The Next Sentence
What is an Essay?
Essays are various. What you are reading, for example, is an essay. But, wait, where's the thesis statement? There's supposed to be a thesis statement in the first paragraph!
Sorry, not this time -- but it's still an essay. Why? Because I say so, and I say so with an authority that can be found in the word itself: essay, from the French essayer "to try." That's where to begin.
Essay: a try, a shot.
Does this means that if I want to write an essay, all I have to do is to try to write an essay and, bingo, it's an essay? Yes, it does. Of course, it might be a very bad essay. But it was a shot. And it could be a very good essay and still not look anything like the over-hyped model essay in the SAT prep book with its five sacred paragraphs, its obligatory thesis statement and topic sentences and frog-marched transitions. That puppy is 0nly an idealized version of just one of many kinds of essays. Many, many kinds of essays.
To illustrate: In 1972, NASA sent the Pioneer 10 space probe on its way to Aldebaran, a giant aging star around 65 light years away. With the probe went a selection of images of earthly stuff NASA figured Al and Debara might want to see. Among the schematized images of our solar system and a hydrogen atom, was (is?) a line engraving of a human couple, both 30-something, buff, naked, and likely Norwegian. These two guys are like that five-paragraph essay. True, they are human but they don't look anything like Little Richard or Mother Teresa or Albert Einstein or your grandmother or your baby sister, who are all far more interesting than these two cut-out jokers. So, yes, the SAT essay is a "cut-out" essay, but it's only a pale and remote representation of what an essay can be.
Essays are like people: slippery, polymorphous, and diverse. So mess around. Take shots, essayez, try. Most tries in the real world do fall short. But if you don't go at it from the start with a kind of playful, tentative, let's-see-what's-gonna-happen-here attitude, chances are you will make something more like a contract, a papal encyclical, or an accident report, something no one will much want to read. The essay is bigger than all of this. It can come in all shapes, sizes, and styles. And your five-paragraph English class essay is just one idealized shape. In fact, it's a shape you will probably never see again after your freshman English class in college.
The Essay as a Rhetorical Form
Despite all its wily shape-shifting, the essay is still an identifiable form of prose, which is to say it is a particular kind of writing that stands apart from other kinds of writing like, say, novels or sonnets or letters or instruction manuals or musical comedies. But there is a deal of wiggle room around the question of what is and what isn’t an essay.
Take manifestoes. A good manifesto could be an essay. For example, the famous letter Martin Luther King, Jr. wrote mostly while he was detained in a Birmingham jail is widely repackaged as an essay, but it takes the form of a letter and arguably a manifesto.
Or what about The Communist Manifesto? It has some of the earmarks of an essay even though it is comprised almost entirely of a long list of declarative assertions like this one: The need of a constantly expanding market for its products chases the bourgeoisie over the entire surface of the globe. It must nestle everywhere, settle everywhere, establish connexions everywhere.

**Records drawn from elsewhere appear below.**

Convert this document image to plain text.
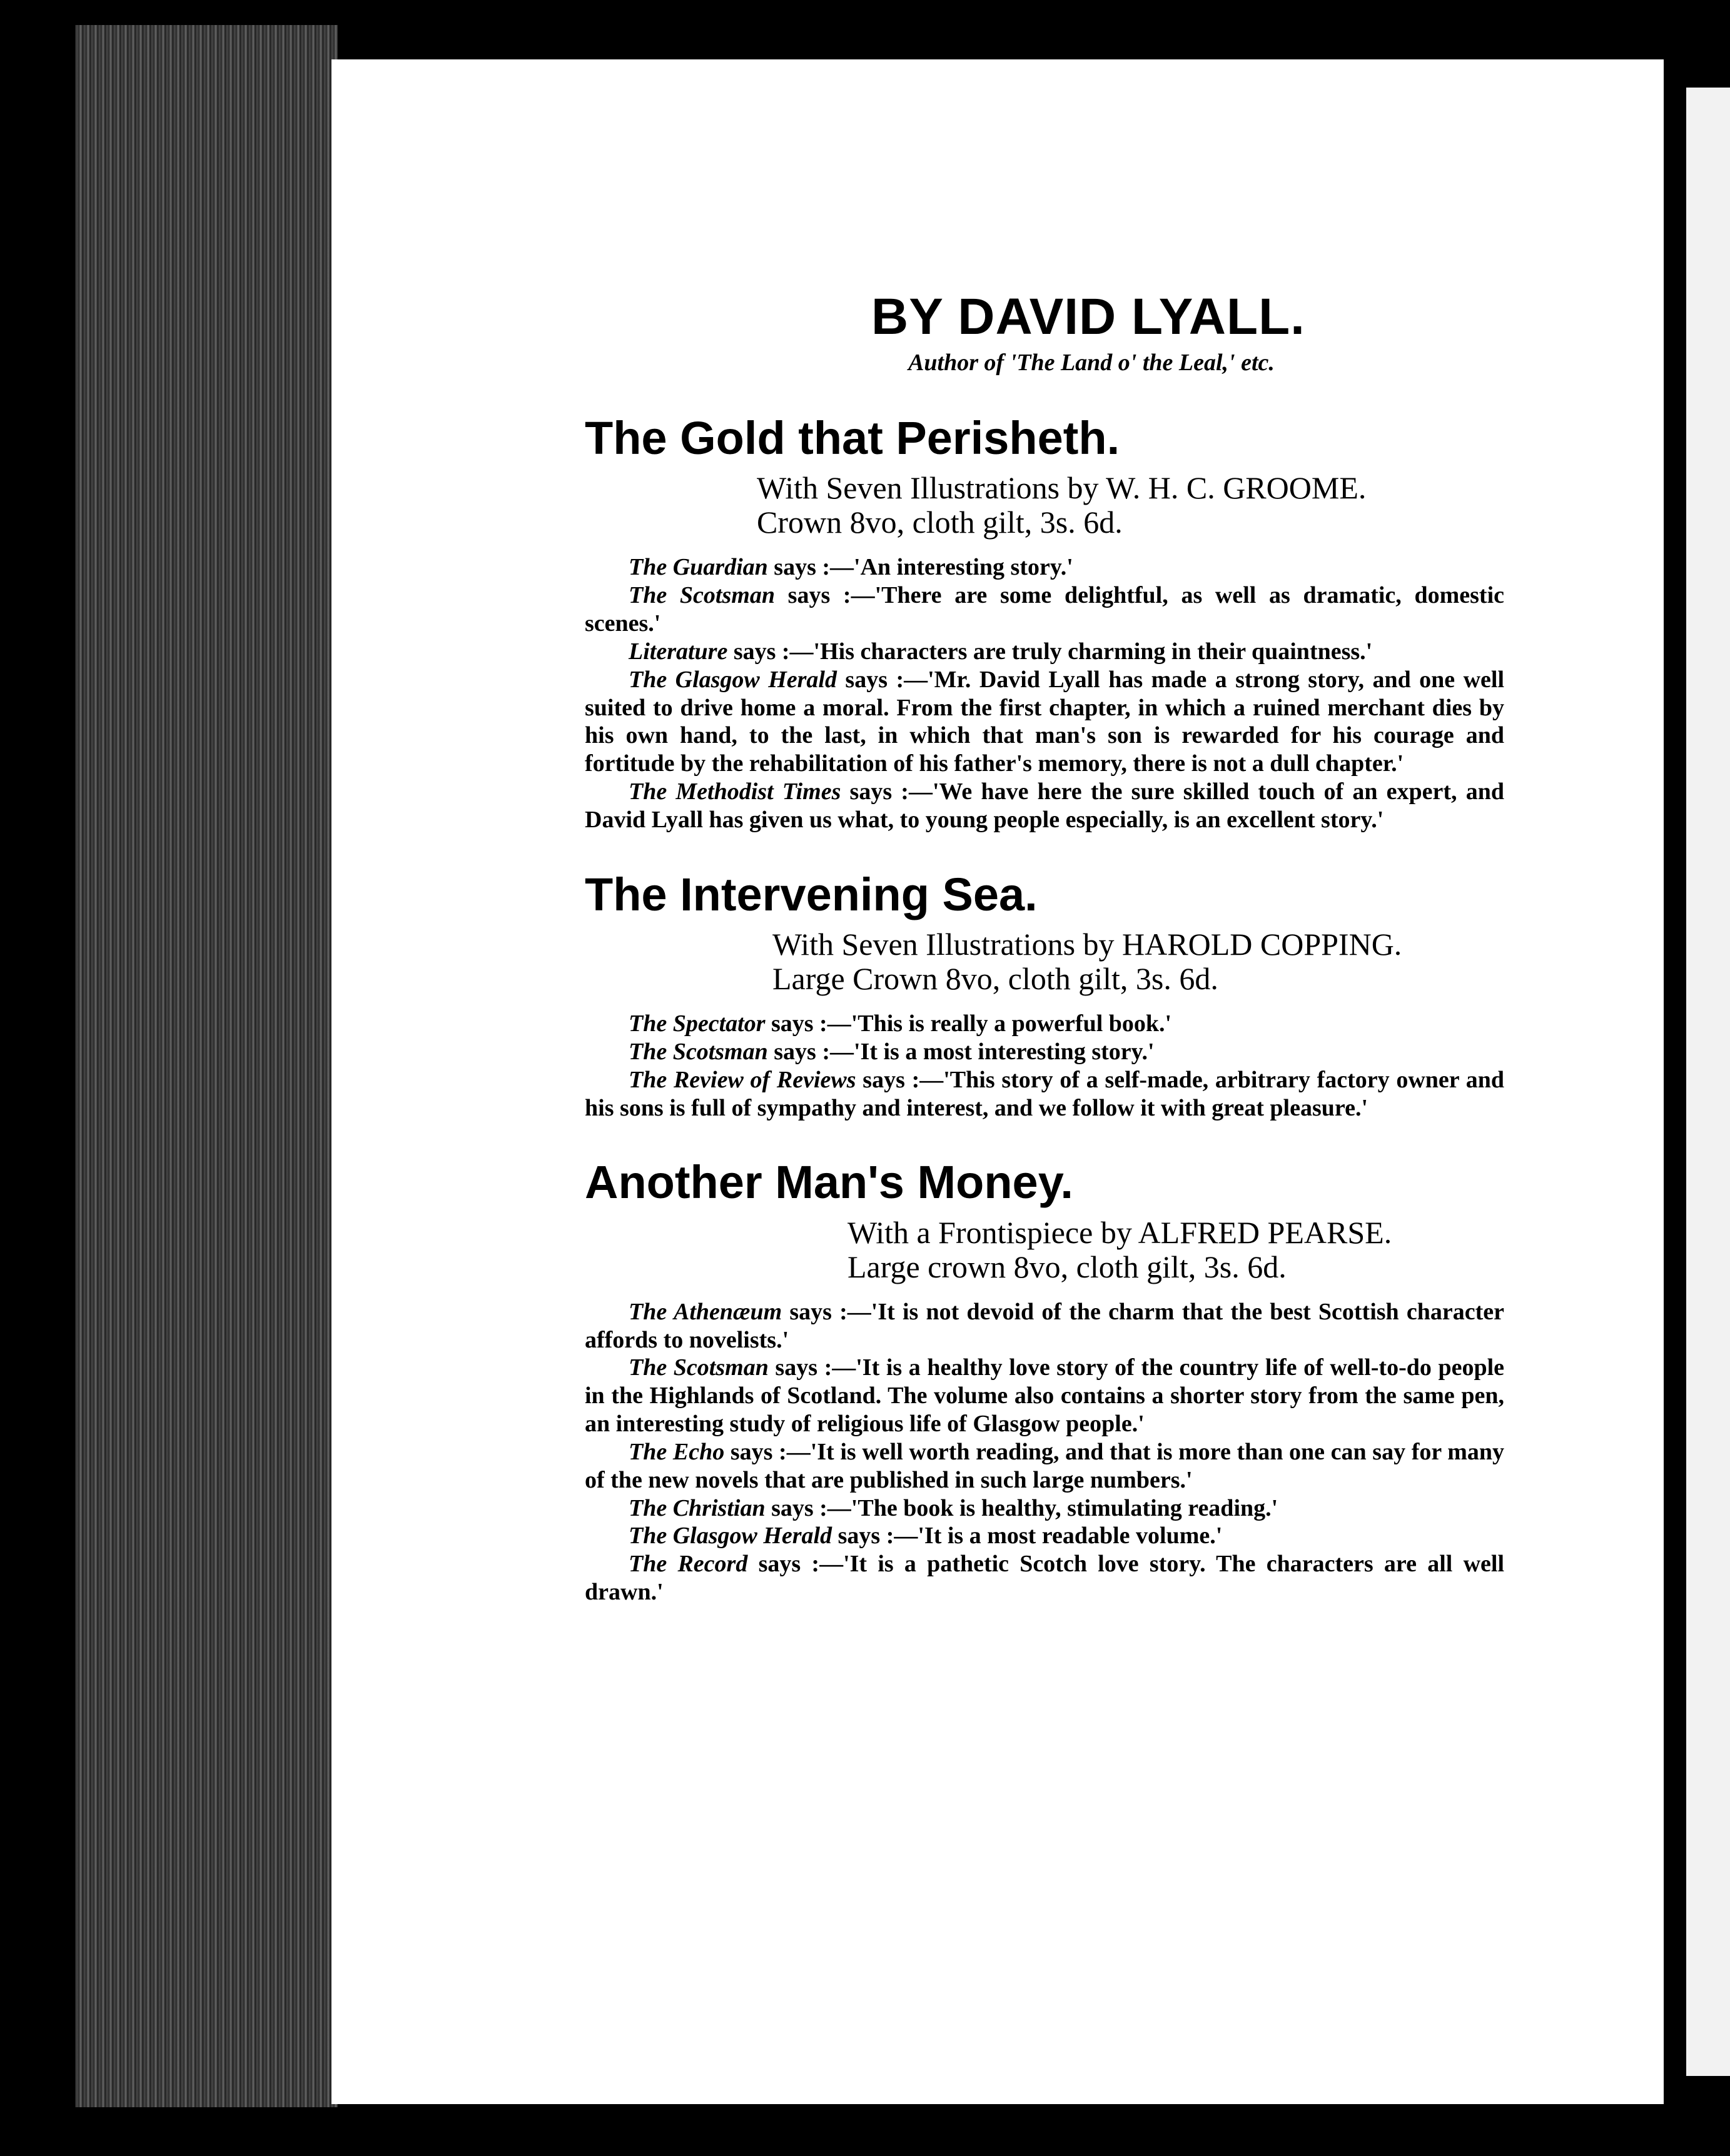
BY DAVID LYALL.
Author of 'The Land o' the Leal,' etc.
The Gold that Perisheth.
With Seven Illustrations by W. H. C. GROOME.
Crown 8vo, cloth gilt, 3s. 6d.

The Guardian says :—'An interesting story.'

The Scotsman says :—'There are some delightful, as well as dramatic, domestic scenes.'

Literature says :—'His characters are truly charming in their quaintness.'

The Glasgow Herald says :—'Mr. David Lyall has made a strong story, and one well suited to drive home a moral. From the first chapter, in which a ruined merchant dies by his own hand, to the last, in which that man's son is rewarded for his courage and fortitude by the rehabilitation of his father's memory, there is not a dull chapter.'

The Methodist Times says :—'We have here the sure skilled touch of an expert, and David Lyall has given us what, to young people especially, is an excellent story.'

The Intervening Sea.
With Seven Illustrations by HAROLD COPPING.
Large Crown 8vo, cloth gilt, 3s. 6d.

The Spectator says :—'This is really a powerful book.'

The Scotsman says :—'It is a most interesting story.'

The Review of Reviews says :—'This story of a self-made, arbitrary factory owner and his sons is full of sympathy and interest, and we follow it with great pleasure.'

Another Man's Money.
With a Frontispiece by ALFRED PEARSE.
Large crown 8vo, cloth gilt, 3s. 6d.

The Athenæum says :—'It is not devoid of the charm that the best Scottish character affords to novelists.'

The Scotsman says :—'It is a healthy love story of the country life of well-to-do people in the Highlands of Scotland. The volume also contains a shorter story from the same pen, an interesting study of religious life of Glasgow people.'

The Echo says :—'It is well worth reading, and that is more than one can say for many of the new novels that are published in such large numbers.'

The Christian says :—'The book is healthy, stimulating reading.'

The Glasgow Herald says :—'It is a most readable volume.'

The Record says :—'It is a pathetic Scotch love story. The characters are all well drawn.'
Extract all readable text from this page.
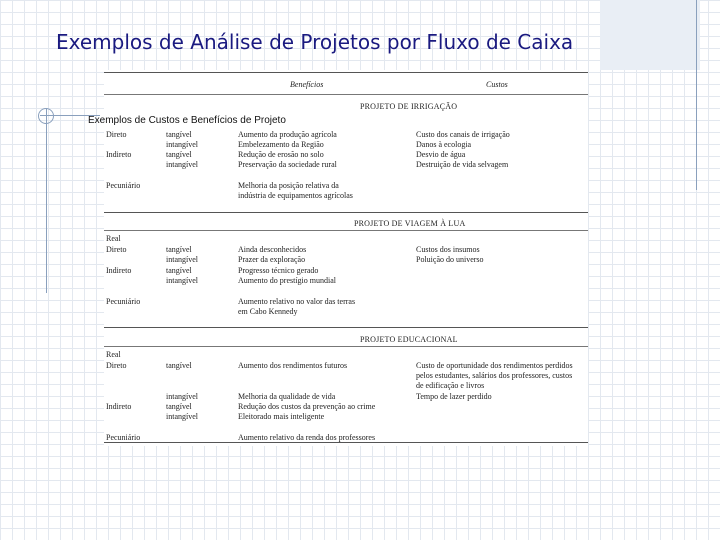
Exemplos de Análise de Projetos por Fluxo de Caixa
Benefícios	Custos
PROJETO DE IRRIGAÇÃO
Direto	tangível	Aumento da produção agrícola	Custo dos canais de irrigação
intangível	Embelezamento da Região	Danos à ecologia
Indireto	tangível	Redução de erosão no solo	Desvio de água
intangível	Preservação da sociedade rural	Destruição de vida selvagem
Pecuniário	Melhoria da posição relativa da
indústria de equipamentos agrícolas
PROJETO DE VIAGEM À LUA
Real
Direto	tangível	Ainda desconhecidos	Custos dos insumos
intangível	Prazer da exploração	Poluição do universo
Indireto	tangível	Progresso técnico gerado
intangível	Aumento do prestígio mundial
Pecuniário	Aumento relativo no valor das terras
em Cabo Kennedy
PROJETO EDUCACIONAL
Real
Direto	tangível	Aumento dos rendimentos futuros	Custo de oportunidade dos rendimentos perdidos
pelos estudantes, salários dos professores, custos
de edificação e livros
intangível	Melhoria da qualidade de vida	Tempo de lazer perdido
Indireto	tangível	Redução dos custos da prevenção ao crime
intangível	Eleitorado mais inteligente
Pecuniário	Aumento relativo da renda dos professores
Exemplos de Custos e Benefícios de Projeto
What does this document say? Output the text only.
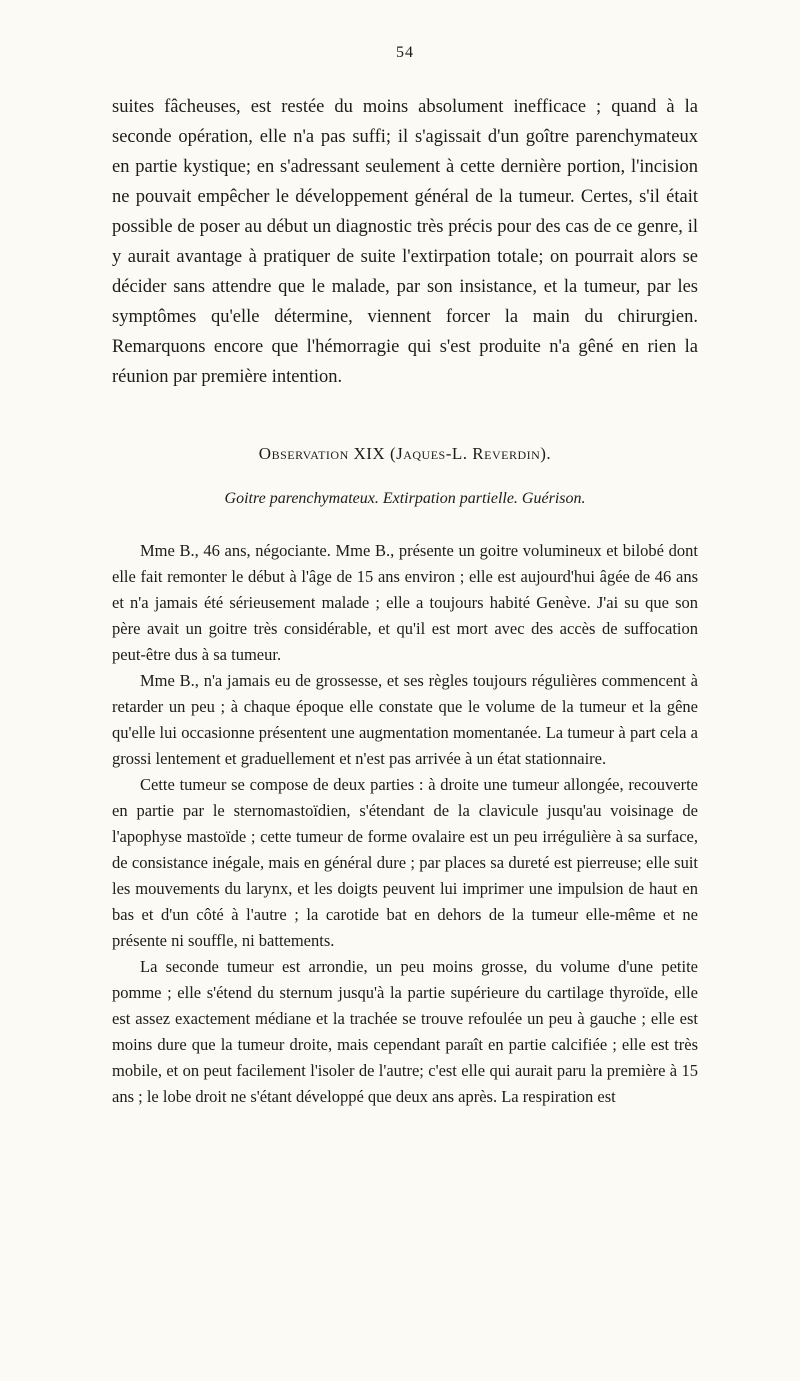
54

suites fâcheuses, est restée du moins absolument inefficace ; quand à la seconde opération, elle n'a pas suffi; il s'agissait d'un goître parenchymateux en partie kystique; en s'adressant seulement à cette dernière portion, l'incision ne pouvait empêcher le développement général de la tumeur. Certes, s'il était possible de poser au début un diagnostic très précis pour des cas de ce genre, il y aurait avantage à pratiquer de suite l'extirpation totale; on pourrait alors se décider sans attendre que le malade, par son insistance, et la tumeur, par les symptômes qu'elle détermine, viennent forcer la main du chirurgien. Remarquons encore que l'hémorragie qui s'est produite n'a gêné en rien la réunion par première intention.

Observation XIX (Jaques-L. Reverdin).
Goitre parenchymateux. Extirpation partielle. Guérison.

Mme B., 46 ans, négociante. Mme B., présente un goitre volumineux et bilobé dont elle fait remonter le début à l'âge de 15 ans environ ; elle est aujourd'hui âgée de 46 ans et n'a jamais été sérieusement malade ; elle a toujours habité Genève. J'ai su que son père avait un goitre très considérable, et qu'il est mort avec des accès de suffocation peut-être dus à sa tumeur.

Mme B., n'a jamais eu de grossesse, et ses règles toujours régulières commencent à retarder un peu ; à chaque époque elle constate que le volume de la tumeur et la gêne qu'elle lui occasionne présentent une augmentation momentanée. La tumeur à part cela a grossi lentement et graduellement et n'est pas arrivée à un état stationnaire.

Cette tumeur se compose de deux parties : à droite une tumeur allongée, recouverte en partie par le sternomastoïdien, s'étendant de la clavicule jusqu'au voisinage de l'apophyse mastoïde ; cette tumeur de forme ovalaire est un peu irrégulière à sa surface, de consistance inégale, mais en général dure ; par places sa dureté est pierreuse; elle suit les mouvements du larynx, et les doigts peuvent lui imprimer une impulsion de haut en bas et d'un côté à l'autre ; la carotide bat en dehors de la tumeur elle-même et ne présente ni souffle, ni battements.

La seconde tumeur est arrondie, un peu moins grosse, du volume d'une petite pomme ; elle s'étend du sternum jusqu'à la partie supérieure du cartilage thyroïde, elle est assez exactement médiane et la trachée se trouve refoulée un peu à gauche ; elle est moins dure que la tumeur droite, mais cependant paraît en partie calcifiée ; elle est très mobile, et on peut facilement l'isoler de l'autre; c'est elle qui aurait paru la première à 15 ans ; le lobe droit ne s'étant développé que deux ans après. La respiration est
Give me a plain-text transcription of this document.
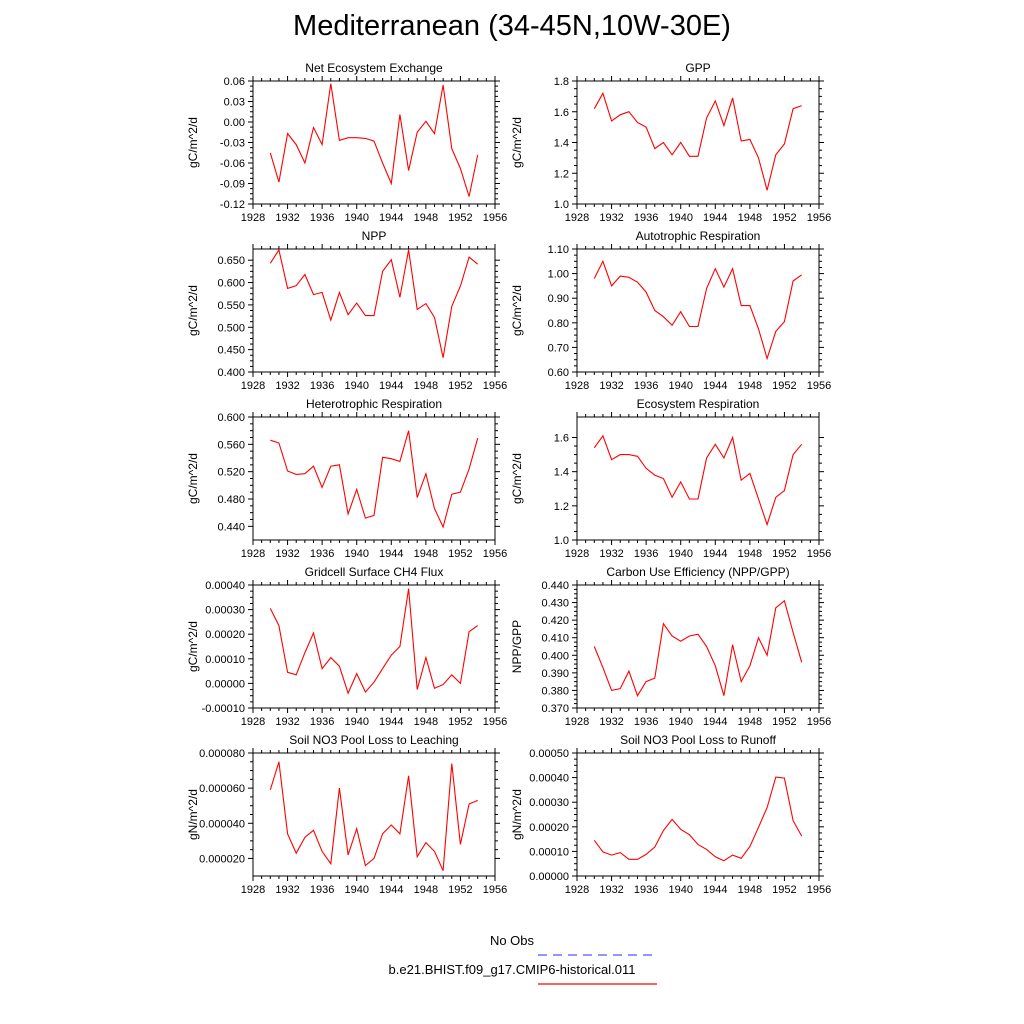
Mediterranean (34-45N,10W-30E)
1928 1932 1936 1940 1944 1948 1952 1956
-0.12
-0.09
-0.06
-0.03
0.00
0.03
0.06
Net Ecosystem Exchange
gC/m^2/d
1928 1932 1936 1940 1944 1948 1952 1956
1.0
1.2
1.4
1.6
1.8
GPP
gC/m^2/d
1928 1932 1936 1940 1944 1948 1952 1956
0.400
0.450
0.500
0.550
0.600
0.650
NPP
gC/m^2/d
1928 1932 1936 1940 1944 1948 1952 1956
0.60
0.70
0.80
0.90
1.00
1.10
Autotrophic Respiration
gC/m^2/d
1928 1932 1936 1940 1944 1948 1952 1956
0.440
0.480
0.520
0.560
0.600
Heterotrophic Respiration
gC/m^2/d
1928 1932 1936 1940 1944 1948 1952 1956
1.0
1.2
1.4
1.6
Ecosystem Respiration
gC/m^2/d
1928 1932 1936 1940 1944 1948 1952 1956
-0.00010
0.00000
0.00010
0.00020
0.00030
0.00040
Gridcell Surface CH4 Flux
gC/m^2/d
1928 1932 1936 1940 1944 1948 1952 1956
0.370
0.380
0.390
0.400
0.410
0.420
0.430
0.440
Carbon Use Efficiency (NPP/GPP)
NPP/GPP
1928 1932 1936 1940 1944 1948 1952 1956
0.000020
0.000040
0.000060
0.000080
Soil NO3 Pool Loss to Leaching
gN/m^2/d
1928 1932 1936 1940 1944 1948 1952 1956
0.00000
0.00010
0.00020
0.00030
0.00040
0.00050
Soil NO3 Pool Loss to Runoff
gN/m^2/d
No Obs
b.e21.BHIST.f09_g17.CMIP6-historical.011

But Marx and Engels meant their manifesto to rouse a global population of readers to a bloody cause, a sort of call to arms in essay form. So while its prose style reads like a cross between a police report and a Dear John letter, the liveliness of its argument holds it together as an essay.
Personally, I can go just so far in tolerating things that are not intended as essays being called essays. I don’t like it when greedy publishing companies chop out excerpts of full-length books or novels and repackage them as “essays” for their textbooks. If Emerson wanted Chapter Six of Nature to be an essay he would have published it in The Dial as an essay. If Annie Dillard intended the chapter in An American Girlhood about her mother to be an essay, she would have said so, or published it in Harpers.
And that brings up one of my favorite thing about essays. They all begin as what are technically known as ephemera. Interesting word, ephemera. Comes from the Greek, ἐϕήμερος , lasting only for a day, (epi hemera) and used originally to describe short hot fevers and certain bugs like like mayflies or dayflies who see only one sunrise and one sunset. Essays originally appeared, and still mostly appear, as a form of journalism. Notice that the French word for "day" (jour) takes a bow here. Just one day: jour-nalism.
All of this leads to the point that essays, by and large, are written to be read on one day and used for filleting fish the next. Yet, we all know some essays survive their day and live on as immortal documents in collections and textbooks that serve as a sort literary life-support systems. So here's a takeaway contradiction: Don't write your essay as if you were writing an immortal document. Write it as a try, a stab, a shot at something. Go at it modestly. Picture it at the end of the day sinking into the garbage can spattered with fish guts. Do this and there's a chance that what you write may outlive tonight's trashcan cats.